Compressive/tensile stress-regulated tissue compaction is conserved across stages of valve maturation and its interaction with extracellular matrix preserves leaflet morphology. (A) The compaction behavior of cushions across mid to late stages under osmotic stress conditions, and across late stage (HH40) compaction with collagenase II treatment (300 U). (B) Wide-field images of a HH40 leaflet before and after 24 h treatment with collagenase II (CASE).
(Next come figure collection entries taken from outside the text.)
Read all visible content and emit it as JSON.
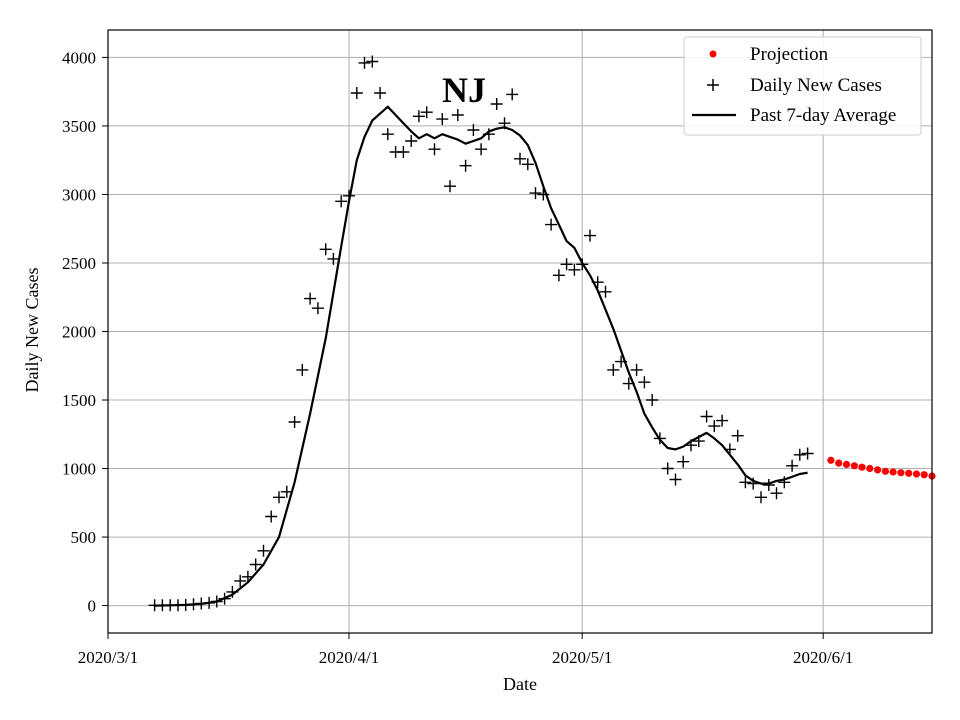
{
  "chart_data": {
    "type": "scatter",
    "annotation": "NJ",
    "xlabel": "Date",
    "ylabel": "Daily New Cases",
    "xlim": [
      0,
      106
    ],
    "ylim": [
      -200,
      4200
    ],
    "grid": true,
    "legend_position": "top-right",
    "x_ticks": [
      {
        "day": 0,
        "label": "2020/3/1"
      },
      {
        "day": 31,
        "label": "2020/4/1"
      },
      {
        "day": 61,
        "label": "2020/5/1"
      },
      {
        "day": 92,
        "label": "2020/6/1"
      }
    ],
    "y_ticks": [
      0,
      500,
      1000,
      1500,
      2000,
      2500,
      3000,
      3500,
      4000
    ],
    "legend": [
      {
        "name": "Projection",
        "marker": "dot",
        "color": "#ff0000"
      },
      {
        "name": "Daily New Cases",
        "marker": "plus",
        "color": "#000000"
      },
      {
        "name": "Past 7-day Average",
        "marker": "line",
        "color": "#000000"
      }
    ],
    "series": [
      {
        "name": "Daily New Cases",
        "x": [
          6,
          7,
          8,
          9,
          10,
          11,
          12,
          13,
          14,
          15,
          16,
          17,
          18,
          19,
          20,
          21,
          22,
          23,
          24,
          25,
          26,
          27,
          28,
          29,
          30,
          31,
          32,
          33,
          34,
          35,
          36,
          37,
          38,
          39,
          40,
          41,
          42,
          43,
          44,
          45,
          46,
          47,
          48,
          49,
          50,
          51,
          52,
          53,
          54,
          55,
          56,
          57,
          58,
          59,
          60,
          61,
          62,
          63,
          64,
          65,
          66,
          67,
          68,
          69,
          70,
          71,
          72,
          73,
          74,
          75,
          76,
          77,
          78,
          79,
          80,
          81,
          82,
          83,
          84,
          85,
          86,
          87,
          88,
          89,
          90
        ],
        "values": [
          2,
          2,
          3,
          3,
          5,
          10,
          15,
          20,
          30,
          50,
          100,
          180,
          210,
          300,
          400,
          650,
          790,
          830,
          1340,
          1720,
          2240,
          2170,
          2600,
          2530,
          2950,
          2990,
          3740,
          3960,
          3970,
          3740,
          3440,
          3310,
          3310,
          3390,
          3570,
          3600,
          3330,
          3550,
          3060,
          3580,
          3210,
          3470,
          3330,
          3440,
          3660,
          3520,
          3730,
          3260,
          3220,
          3010,
          3000,
          2780,
          2410,
          2490,
          2450,
          2490,
          2700,
          2360,
          2290,
          1720,
          1780,
          1620,
          1720,
          1630,
          1500,
          1220,
          1000,
          920,
          1050,
          1170,
          1200,
          1380,
          1310,
          1350,
          1140,
          1240,
          900,
          890,
          790,
          880,
          820,
          900,
          1020,
          1100,
          1110
        ]
      },
      {
        "name": "Past 7-day Average",
        "x": [
          6,
          8,
          10,
          12,
          14,
          16,
          18,
          20,
          22,
          24,
          26,
          28,
          30,
          31,
          32,
          33,
          34,
          35,
          36,
          37,
          38,
          39,
          40,
          41,
          42,
          43,
          44,
          45,
          46,
          47,
          48,
          49,
          50,
          51,
          52,
          53,
          54,
          55,
          56,
          57,
          58,
          59,
          60,
          61,
          62,
          63,
          64,
          65,
          66,
          67,
          68,
          69,
          70,
          71,
          72,
          73,
          74,
          75,
          76,
          77,
          78,
          79,
          80,
          81,
          82,
          83,
          84,
          85,
          86,
          87,
          88,
          89,
          90
        ],
        "values": [
          0,
          2,
          5,
          12,
          30,
          80,
          170,
          300,
          500,
          900,
          1400,
          1950,
          2620,
          2950,
          3250,
          3420,
          3540,
          3590,
          3640,
          3580,
          3520,
          3460,
          3410,
          3440,
          3410,
          3440,
          3420,
          3400,
          3370,
          3390,
          3410,
          3460,
          3480,
          3490,
          3470,
          3430,
          3360,
          3230,
          3060,
          2900,
          2780,
          2660,
          2610,
          2500,
          2410,
          2300,
          2160,
          2020,
          1860,
          1700,
          1560,
          1400,
          1300,
          1210,
          1150,
          1140,
          1160,
          1200,
          1230,
          1260,
          1220,
          1170,
          1100,
          1030,
          950,
          910,
          890,
          890,
          910,
          920,
          940,
          960,
          970
        ]
      },
      {
        "name": "Projection",
        "x": [
          93,
          94,
          95,
          96,
          97,
          98,
          99,
          100,
          101,
          102,
          103,
          104,
          105,
          106
        ],
        "values": [
          1060,
          1040,
          1030,
          1020,
          1010,
          1000,
          990,
          980,
          975,
          970,
          965,
          960,
          955,
          945
        ]
      }
    ]
  }
}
Shape factors, measured as aspect ratio, of HH25 and HH34 cushions cultured for 24 h, and HH40 leaflets cultured with collagenase II for 24 h. n=4-6 cushions per condition per three independent experiments, data are mean±s.e.m. Strain energy densities for control/unloaded and collagenase treated HH40 leaflets, three or four cushions per condition, data are mean±s.d. Percentage of pSmad1- and pSmad5- (C), and pSER19- (D) positive cells in HH40 leaflets cultured under osmotic stress for 24 h, n=3 leaflets per condition, data are mean±s.d. (E) Representative 3D reconstructed immunofluorescence images stained for pSmad1 and pSmad5, and pSER19 of HH40 leaflets cultured under osmotic stress over 24 h. The mean normalized radii for pSmad1- and pSmad5- (F), and pSER19- (G) positive cells in HH40 leaflets cultured under osmotic stress, n=3 leaflets per condition. (H) Angle between aligned pSER19-positive cells and long axis (perpendicular to elongation direction), n=3. Lines within boxes indicate the median. The length of each box represents the interquartile range. The whiskers indicate the highest and lowest observed values (unless outliers, which are indicated by points). (I) Schematic of alignment of pSER19-positive cells in HH40 leaflets under compressive/tensile stress and unloaded conditions. Scale bars: 100 μm. *P<0.05, **P<0.01.